Contoh bentuk rimpang adalah instalasi Haim Sokol dengan judul cukup jelas "Rumput Terbang" dan penampilan seniman Cina Ai Weiwei "Dongeng / Dongeng" (2007) atau "Benih Bunga Matahari" (2010). Karya-karya ini dan sejenisnya mengungkapkan semua prinsip teks rhizomatik yang ditunjukkan oleh J. Deleuze dan F. Guattari: prinsip kesenjangan yang tidak signifikan, prinsip pluralitas dan prinsip decalcomania.

Decalcomania - produksi cetakan (decals) untuk transfer kering berikutnya ke permukaan apa pun menggunakan suhu atau tekanan tinggi.

Mereka juga diwujudkan dengan bentuk-bentuk alternatif yang populer saat ini dari mengadakan konser musik seperti "Enigma", yang mewakili kolase suara, ritme, genre. Gambar tradisional - orkestra, pemain solo, program yang diumumkan - berubah secara radikal: pemainnya menyamar, tidak ada program, tidak ada urutan video (konser berlangsung dalam gelap). Hancurnya hubungan langsung antara teks yang terdengar dan pengetahuan tentang teks ini mengarah pada restrukturisasi proses persepsi itu sendiri, pada komplikasinya, atau, berbicara dalam bahasa H. W. Gumbrecht, untuk memasukkan persepsi dalam konsep "pemikiran berisiko", ketika "… gambaran dunia yang lebih kompleks dibuat, melestarikan kemungkinan untuk sudut pandang alternatif" [Gumbrecht].

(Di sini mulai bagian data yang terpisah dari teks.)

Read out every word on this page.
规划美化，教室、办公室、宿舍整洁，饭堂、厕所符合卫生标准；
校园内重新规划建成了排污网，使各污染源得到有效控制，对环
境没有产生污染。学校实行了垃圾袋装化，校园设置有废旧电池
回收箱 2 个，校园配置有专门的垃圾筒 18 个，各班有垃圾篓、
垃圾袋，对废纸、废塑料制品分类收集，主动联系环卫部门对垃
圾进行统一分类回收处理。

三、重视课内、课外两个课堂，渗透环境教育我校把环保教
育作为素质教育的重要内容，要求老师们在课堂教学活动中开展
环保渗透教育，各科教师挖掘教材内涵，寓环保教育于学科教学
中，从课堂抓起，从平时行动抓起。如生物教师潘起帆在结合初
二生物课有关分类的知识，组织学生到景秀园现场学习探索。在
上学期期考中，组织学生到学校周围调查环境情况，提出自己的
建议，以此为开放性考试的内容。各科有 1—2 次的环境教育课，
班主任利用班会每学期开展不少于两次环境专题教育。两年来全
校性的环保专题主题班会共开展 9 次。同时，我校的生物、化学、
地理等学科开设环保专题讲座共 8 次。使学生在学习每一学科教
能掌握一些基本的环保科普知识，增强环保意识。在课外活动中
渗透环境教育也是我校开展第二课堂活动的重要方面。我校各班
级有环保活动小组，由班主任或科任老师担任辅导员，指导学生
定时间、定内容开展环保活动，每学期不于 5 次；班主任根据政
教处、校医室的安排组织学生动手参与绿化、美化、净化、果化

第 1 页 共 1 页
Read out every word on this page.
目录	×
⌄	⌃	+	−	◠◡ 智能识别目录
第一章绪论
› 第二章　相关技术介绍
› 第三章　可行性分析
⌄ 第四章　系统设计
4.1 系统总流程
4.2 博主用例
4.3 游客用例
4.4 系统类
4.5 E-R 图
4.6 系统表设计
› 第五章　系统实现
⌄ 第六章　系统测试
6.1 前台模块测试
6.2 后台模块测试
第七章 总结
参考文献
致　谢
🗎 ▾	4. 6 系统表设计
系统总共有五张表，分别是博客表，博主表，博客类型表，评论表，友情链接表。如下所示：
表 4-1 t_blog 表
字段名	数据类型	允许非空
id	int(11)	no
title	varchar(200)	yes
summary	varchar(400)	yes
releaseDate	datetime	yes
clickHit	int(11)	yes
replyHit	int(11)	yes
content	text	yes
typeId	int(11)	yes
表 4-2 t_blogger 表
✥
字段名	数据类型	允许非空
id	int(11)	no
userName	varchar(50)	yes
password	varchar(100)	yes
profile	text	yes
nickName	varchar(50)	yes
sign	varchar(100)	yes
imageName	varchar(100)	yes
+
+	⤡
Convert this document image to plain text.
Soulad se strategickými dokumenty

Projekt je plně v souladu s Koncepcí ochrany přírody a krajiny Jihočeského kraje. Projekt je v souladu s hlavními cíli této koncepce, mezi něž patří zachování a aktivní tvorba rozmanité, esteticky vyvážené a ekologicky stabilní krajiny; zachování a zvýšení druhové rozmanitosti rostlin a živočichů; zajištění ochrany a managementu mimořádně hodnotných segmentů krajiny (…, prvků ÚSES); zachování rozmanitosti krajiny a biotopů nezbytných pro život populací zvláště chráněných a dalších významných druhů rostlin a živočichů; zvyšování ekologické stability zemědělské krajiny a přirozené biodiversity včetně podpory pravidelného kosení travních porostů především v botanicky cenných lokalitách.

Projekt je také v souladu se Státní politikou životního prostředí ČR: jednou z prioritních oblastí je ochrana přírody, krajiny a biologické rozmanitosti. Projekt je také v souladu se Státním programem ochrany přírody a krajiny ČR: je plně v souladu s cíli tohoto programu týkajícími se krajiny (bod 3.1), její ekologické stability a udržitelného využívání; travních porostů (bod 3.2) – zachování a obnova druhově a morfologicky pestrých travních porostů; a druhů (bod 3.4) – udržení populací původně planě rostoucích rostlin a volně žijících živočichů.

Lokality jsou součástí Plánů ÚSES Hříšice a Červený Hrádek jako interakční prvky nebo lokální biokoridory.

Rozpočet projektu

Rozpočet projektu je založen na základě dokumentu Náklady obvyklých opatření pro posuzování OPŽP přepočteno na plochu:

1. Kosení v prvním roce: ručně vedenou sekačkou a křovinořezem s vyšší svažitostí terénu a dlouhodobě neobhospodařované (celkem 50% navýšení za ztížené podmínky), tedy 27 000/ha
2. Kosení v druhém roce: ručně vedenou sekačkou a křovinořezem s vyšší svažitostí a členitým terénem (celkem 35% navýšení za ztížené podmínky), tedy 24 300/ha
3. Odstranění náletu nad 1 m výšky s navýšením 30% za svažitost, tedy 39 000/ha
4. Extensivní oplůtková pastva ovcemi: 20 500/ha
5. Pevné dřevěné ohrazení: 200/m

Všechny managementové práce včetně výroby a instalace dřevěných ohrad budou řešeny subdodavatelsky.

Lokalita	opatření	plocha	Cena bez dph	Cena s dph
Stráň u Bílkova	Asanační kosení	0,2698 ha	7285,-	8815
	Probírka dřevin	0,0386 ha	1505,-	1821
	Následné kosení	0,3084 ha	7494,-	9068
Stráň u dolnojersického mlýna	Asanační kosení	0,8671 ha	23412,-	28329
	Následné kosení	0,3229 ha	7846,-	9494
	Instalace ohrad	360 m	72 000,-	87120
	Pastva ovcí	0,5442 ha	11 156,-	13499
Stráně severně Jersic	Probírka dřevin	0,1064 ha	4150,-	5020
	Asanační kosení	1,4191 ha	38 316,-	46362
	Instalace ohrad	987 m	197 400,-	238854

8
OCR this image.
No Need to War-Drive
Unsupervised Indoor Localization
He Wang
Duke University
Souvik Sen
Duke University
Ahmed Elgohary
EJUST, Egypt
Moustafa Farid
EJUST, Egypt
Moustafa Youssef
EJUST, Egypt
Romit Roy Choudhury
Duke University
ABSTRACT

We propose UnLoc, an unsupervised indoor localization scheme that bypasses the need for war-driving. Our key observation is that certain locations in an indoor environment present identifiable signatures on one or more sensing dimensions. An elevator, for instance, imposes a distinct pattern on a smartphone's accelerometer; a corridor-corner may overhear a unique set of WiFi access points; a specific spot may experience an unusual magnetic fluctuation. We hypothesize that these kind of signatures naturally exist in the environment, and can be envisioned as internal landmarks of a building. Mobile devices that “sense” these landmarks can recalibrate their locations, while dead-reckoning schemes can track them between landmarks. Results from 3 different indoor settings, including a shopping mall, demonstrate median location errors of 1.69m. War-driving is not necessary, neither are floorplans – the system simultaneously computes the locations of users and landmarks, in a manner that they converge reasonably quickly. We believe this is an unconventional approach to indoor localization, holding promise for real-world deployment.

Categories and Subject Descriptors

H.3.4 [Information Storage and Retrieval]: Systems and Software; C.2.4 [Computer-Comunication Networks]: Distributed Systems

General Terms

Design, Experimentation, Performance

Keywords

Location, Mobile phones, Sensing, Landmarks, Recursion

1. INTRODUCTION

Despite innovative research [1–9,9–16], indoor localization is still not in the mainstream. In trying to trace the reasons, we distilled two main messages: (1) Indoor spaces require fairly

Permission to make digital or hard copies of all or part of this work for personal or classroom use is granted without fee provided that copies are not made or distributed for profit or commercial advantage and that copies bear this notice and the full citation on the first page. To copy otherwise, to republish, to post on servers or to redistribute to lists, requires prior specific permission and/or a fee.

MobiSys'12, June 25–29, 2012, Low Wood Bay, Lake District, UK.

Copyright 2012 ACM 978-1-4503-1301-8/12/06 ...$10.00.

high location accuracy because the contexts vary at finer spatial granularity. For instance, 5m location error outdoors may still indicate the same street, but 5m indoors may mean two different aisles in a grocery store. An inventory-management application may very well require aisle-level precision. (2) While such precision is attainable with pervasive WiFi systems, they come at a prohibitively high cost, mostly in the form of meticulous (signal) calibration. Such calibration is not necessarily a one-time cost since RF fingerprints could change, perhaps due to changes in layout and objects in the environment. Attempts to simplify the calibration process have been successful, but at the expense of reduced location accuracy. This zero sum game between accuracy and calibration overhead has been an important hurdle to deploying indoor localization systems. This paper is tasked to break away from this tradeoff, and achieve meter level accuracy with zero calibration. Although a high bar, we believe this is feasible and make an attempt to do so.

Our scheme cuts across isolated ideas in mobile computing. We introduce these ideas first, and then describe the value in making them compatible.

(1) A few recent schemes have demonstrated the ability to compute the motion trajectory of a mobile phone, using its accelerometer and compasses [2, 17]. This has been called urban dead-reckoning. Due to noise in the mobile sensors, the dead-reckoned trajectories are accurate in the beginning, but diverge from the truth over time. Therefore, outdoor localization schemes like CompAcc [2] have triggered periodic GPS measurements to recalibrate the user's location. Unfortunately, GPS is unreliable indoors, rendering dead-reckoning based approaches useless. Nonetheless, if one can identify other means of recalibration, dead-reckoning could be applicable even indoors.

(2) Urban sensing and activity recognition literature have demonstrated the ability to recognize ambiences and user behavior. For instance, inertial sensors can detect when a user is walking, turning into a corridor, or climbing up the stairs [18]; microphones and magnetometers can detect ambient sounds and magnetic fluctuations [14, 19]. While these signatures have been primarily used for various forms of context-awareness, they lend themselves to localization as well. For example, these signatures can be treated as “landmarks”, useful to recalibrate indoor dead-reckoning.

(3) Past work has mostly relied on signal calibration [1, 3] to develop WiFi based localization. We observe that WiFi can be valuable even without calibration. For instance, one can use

Klip berpikir: stereotip dan rimpang
Klip berpikir: stereotip dan rimpang

Varian membaca salah satu film A. Tarkovsky "The Mirror", dibuat pada tahun 70-an, memberikan alasan untuk menyandingkan (dan menentang) klip dan pemikiran rhizomatik. abad XX dan dilihat melalui mata generasi "P". Anak-anak muda (17–18 tahun), setelah menonton materi film, diminta untuk menggambar “peta” film tersebut, yaitu. struktur apa yang Anda lihat. Kesulitannya justru terletak pada pemahaman tentang pelanggaran hubungan antara unsur-unsur teks: dalam kasus teks linier, ini mengarah pada kehancurannya, dalam teks-teks nonlinier yang menyatakan tidak adanya pusat semantik dan anti-hierarki, seperti pelanggaran melekat di dalamnya; dalam teks linier, dibangun di atas prinsip refleksi hubungan sebab-akibat, gagasan tentang "cermin", kertas kalkir, diletakkan, dan teks rhizomatik adalah teks yang menjadi, bergerak dan rentan terhadap perubahan.

Rumus untuk berpikir klip adalah "ya - tidak", rumus untuk berpikir rhizomatik adalah "ya dan tidak, dan sesuatu yang lain."

Dalam melaksanakan tugas, penonton, sebagai aturan, mulai dari judul film, di mana "cermin" bertindak sebagai pusat semantik membaca teks, dan bentuk interpretasi yang dipilih - peta - diasumsikan hadir. dari beberapa orientasi aksial. Akibatnya, hanya beberapa rekonstruksi yang menawarkan pembacaan stereoskopik, berkat masing-masing blok semantik yang terdeteksi masuk ke dalam hubungan dialog dengan blok lain dan dengan makna budaya.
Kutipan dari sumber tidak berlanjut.